Academy in England, West Yorkshire, England

St Wilfrid's Catholic High School is a mixed secondary school and sixth form with academy status located in Featherstone, West Yorkshire, England. It has Vocational specialisms.

==School history and overview==
St Wilfrid's was opened in 1963. In 1998, St Wilfrid's became a Language College which offered six languages including French, Spanish, German, Russian, Italian and Japanese. These courses have been discontinued in a bid to reduce costs.

The most recent OfSTED and Section 48 Religious Education inspection which identified the school as "friendly school where pupils are supported by caring staff who are focused on helping them to succeed". St.
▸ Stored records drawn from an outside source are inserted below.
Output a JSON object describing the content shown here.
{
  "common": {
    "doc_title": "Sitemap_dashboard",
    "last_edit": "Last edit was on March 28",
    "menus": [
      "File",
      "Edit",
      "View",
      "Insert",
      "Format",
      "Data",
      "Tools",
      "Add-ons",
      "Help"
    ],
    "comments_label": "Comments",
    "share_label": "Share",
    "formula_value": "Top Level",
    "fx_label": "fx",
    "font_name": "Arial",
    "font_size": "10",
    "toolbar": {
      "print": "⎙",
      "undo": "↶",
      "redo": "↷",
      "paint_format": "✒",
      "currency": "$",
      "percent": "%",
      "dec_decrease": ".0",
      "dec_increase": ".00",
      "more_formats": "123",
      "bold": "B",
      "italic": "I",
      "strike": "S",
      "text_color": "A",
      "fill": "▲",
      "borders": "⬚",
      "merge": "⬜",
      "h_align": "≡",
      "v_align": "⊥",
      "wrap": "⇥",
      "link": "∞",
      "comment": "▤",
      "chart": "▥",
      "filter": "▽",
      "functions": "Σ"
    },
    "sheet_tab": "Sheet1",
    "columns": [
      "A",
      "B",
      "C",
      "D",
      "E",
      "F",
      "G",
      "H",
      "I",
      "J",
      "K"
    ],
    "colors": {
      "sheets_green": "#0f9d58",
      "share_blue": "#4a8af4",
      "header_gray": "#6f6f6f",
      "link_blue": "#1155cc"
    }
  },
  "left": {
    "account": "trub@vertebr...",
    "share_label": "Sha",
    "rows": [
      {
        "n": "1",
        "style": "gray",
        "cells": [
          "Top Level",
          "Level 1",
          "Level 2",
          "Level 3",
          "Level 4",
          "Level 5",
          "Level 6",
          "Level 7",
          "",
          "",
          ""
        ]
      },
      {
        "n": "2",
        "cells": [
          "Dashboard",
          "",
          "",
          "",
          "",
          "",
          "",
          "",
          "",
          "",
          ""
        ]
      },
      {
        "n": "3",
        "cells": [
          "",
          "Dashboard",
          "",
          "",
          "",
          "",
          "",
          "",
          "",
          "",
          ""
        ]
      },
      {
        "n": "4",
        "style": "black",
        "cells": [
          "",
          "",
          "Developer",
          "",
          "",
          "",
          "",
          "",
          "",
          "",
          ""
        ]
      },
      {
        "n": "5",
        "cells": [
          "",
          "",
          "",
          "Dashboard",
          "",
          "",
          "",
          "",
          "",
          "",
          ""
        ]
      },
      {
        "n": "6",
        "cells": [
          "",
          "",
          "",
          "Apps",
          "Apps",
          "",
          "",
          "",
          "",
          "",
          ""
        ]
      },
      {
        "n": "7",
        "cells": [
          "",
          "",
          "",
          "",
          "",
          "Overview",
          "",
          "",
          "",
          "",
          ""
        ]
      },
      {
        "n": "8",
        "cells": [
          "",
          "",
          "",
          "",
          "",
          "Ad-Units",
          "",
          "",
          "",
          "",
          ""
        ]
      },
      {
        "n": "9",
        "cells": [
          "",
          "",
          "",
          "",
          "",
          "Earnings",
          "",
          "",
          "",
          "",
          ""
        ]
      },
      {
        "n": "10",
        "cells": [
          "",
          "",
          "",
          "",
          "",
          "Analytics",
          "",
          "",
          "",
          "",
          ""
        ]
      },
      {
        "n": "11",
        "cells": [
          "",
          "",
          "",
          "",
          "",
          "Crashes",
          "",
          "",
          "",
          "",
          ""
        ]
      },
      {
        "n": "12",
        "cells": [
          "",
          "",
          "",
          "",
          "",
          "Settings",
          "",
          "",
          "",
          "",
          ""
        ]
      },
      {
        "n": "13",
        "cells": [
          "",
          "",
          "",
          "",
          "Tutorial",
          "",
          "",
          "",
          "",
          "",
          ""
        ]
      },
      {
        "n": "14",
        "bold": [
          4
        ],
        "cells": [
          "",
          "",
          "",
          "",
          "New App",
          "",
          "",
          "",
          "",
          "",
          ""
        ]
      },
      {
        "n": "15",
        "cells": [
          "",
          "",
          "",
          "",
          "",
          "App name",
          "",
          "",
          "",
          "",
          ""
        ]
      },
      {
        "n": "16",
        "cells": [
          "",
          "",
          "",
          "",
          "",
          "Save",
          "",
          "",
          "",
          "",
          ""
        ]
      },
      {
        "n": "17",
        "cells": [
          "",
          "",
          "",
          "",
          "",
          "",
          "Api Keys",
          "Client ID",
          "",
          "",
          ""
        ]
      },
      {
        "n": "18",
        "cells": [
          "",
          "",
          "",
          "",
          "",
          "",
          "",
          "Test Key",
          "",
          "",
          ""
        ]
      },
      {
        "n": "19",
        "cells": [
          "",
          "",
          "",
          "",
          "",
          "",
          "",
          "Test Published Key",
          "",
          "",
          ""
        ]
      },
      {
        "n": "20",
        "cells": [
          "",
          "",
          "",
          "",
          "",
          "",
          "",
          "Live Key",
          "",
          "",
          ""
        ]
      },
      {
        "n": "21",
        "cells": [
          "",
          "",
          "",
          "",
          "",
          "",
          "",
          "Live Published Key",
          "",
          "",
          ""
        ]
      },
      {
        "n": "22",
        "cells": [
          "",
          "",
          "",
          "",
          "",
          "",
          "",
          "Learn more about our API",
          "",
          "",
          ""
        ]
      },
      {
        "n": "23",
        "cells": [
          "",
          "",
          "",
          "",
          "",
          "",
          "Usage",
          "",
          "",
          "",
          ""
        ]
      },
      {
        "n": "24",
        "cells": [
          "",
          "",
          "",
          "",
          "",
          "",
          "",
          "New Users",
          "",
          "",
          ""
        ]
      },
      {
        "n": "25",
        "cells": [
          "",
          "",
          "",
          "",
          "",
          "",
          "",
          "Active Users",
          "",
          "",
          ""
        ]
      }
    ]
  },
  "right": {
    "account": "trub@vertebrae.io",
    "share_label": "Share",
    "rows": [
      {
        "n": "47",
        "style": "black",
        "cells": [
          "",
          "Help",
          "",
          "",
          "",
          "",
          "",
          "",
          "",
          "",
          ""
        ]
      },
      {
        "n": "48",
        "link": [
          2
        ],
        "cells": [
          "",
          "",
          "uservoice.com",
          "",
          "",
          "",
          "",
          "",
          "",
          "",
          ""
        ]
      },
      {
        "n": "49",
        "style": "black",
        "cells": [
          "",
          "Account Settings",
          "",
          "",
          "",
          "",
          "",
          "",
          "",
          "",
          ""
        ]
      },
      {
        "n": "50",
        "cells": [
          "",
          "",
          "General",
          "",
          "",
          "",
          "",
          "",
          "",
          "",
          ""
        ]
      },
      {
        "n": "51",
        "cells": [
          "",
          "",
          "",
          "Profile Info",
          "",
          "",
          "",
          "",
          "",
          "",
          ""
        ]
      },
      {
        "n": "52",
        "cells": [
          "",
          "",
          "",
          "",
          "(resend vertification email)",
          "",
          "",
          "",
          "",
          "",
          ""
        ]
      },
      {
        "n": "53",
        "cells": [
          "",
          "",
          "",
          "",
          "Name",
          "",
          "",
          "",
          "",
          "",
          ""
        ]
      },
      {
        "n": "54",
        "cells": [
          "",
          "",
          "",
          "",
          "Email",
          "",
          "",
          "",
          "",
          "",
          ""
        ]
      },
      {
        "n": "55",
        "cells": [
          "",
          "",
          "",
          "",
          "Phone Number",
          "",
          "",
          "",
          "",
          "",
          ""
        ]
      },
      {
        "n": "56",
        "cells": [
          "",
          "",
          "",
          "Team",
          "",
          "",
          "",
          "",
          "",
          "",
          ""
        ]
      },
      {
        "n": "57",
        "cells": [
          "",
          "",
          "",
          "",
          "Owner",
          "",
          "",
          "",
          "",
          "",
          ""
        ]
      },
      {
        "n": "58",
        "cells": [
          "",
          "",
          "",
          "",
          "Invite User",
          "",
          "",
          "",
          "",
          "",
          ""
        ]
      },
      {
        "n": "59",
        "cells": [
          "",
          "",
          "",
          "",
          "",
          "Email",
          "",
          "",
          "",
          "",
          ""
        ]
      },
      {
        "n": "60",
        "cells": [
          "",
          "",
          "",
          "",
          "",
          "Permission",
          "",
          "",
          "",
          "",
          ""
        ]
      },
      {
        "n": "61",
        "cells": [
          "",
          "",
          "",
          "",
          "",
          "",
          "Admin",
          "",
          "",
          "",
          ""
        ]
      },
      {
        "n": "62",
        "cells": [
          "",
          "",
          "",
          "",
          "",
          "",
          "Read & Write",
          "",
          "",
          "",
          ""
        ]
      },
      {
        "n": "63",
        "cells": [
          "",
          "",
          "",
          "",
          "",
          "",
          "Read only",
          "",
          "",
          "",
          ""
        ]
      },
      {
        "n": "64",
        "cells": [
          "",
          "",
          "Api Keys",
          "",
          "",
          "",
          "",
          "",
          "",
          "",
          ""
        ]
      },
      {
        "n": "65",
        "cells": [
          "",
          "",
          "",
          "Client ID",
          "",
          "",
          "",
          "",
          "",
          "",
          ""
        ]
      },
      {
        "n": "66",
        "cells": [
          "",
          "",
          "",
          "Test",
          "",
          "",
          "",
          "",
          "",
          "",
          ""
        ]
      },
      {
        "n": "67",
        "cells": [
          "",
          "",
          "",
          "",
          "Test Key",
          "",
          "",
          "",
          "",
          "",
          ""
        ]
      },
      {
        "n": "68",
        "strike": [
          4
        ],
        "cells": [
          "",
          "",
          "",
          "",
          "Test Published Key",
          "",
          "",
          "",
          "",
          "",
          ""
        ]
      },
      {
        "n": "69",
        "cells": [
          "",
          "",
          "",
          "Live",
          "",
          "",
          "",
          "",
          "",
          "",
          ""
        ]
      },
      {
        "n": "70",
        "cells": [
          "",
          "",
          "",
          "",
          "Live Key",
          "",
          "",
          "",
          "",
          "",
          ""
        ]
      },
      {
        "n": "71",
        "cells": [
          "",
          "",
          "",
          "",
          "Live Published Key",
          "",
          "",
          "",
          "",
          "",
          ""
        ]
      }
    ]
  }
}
Wilfrid's was awarded a second specialism as a Vocational specialist college which came into effect in September 2006. Courses on offer to pupils include: Health & Social care, Travel and Tourism, Performing Arts (Dance, Singing and Drama), IT for Practitioners, NVQ in European languages, NVQ Hairdressing, CISCO IT networking and Construction.

The school became an academy in November 2012. The school had its 50th birthday celebration in October 2013.

The school has had various leadership, uniform and management issues in the past.

The school has launched a theatrical production every year for approximately 20 years; the plays and musicals always draw in audiences of local families and the parents of pupils. The most recent of these productions was "Musicals Through the Ages" which was performed on 7 and 8 February 2023. They also have a "St Wilfrid's Day" once per year (stopped during the Coronavirus Pandemic, later resumed since 2022 as normal) to celebrate and gather students together.

==Awards==
The school has achieved several national awards including the Schools Curriculum Award, Sportsmark Award, the School Achievement Award given in 2002 and 2003 for outstanding improvements in GCSE results. The Arts Council Artsmark Silver award, the British Council International School Award for outstanding global links, the Ramseys Award given to the school with the best global video-conferencing facilities and programme, as well as the Investors in People Award recognising excellence in training and development for all teaching and non-teaching staff have also been earned. In February 2007 the school was awarded the Arts Council Artsmark Gold award. In 2021 the school was awarded again for their effort to help the climate and make the school more eco friendly.

== Vocational specialisms ==
In 2006 the school was awarded a second specialism as a Vocational College. Vocational specialism means that the school offers a distinctive range of courses that provide opportunities for pupils to gain qualifications. All vocational courses follow a curriculum developed by exam boards with the help of employers. Wherever possible, links to the world of employment are emphasised; this may be visiting speakers, work placements, visits or real work. This means that in most cases pupils will be occupationally competent to carry out a job in their chosen career.

==A-Level and BTEC available courses==

- Biology (A Level)
- Business (A Level)
- Chemistry (A Level)
- English Language (A Level)
- English Literature (A Level)
- Extended Project (A Level)
- Fine Art (A Level)
- Geography (A Level)
- History (A Level)
- Mathematics (A Level)
- Further Mathematics (A Level)
- Media (A Level)
- Photography (A Level)
- Physical Education (A Level)
- Physics (A Level)
- Psychology (A Level)
- Religious Studies (A Level)
- Sociology (A Level)
- Health and Social Care (BTEC Extended Diploma)
- Applied Sciences (BTEC Extended Certificate and Diploma)

==Language curriculum==

The curriculum includes three languages, French, German and Spanish, two of which are taught at key stage 3 as first and second languages. In key stage 4 the department teaches three languages at GCSE level.

NVQ level 1 language units qualification was introduced into the teaching of the department in September 2005. NVQ Level 2 qualifications were introduced in September 2006.

At A2 level, French, German, Spanish and Italian are no longer taught.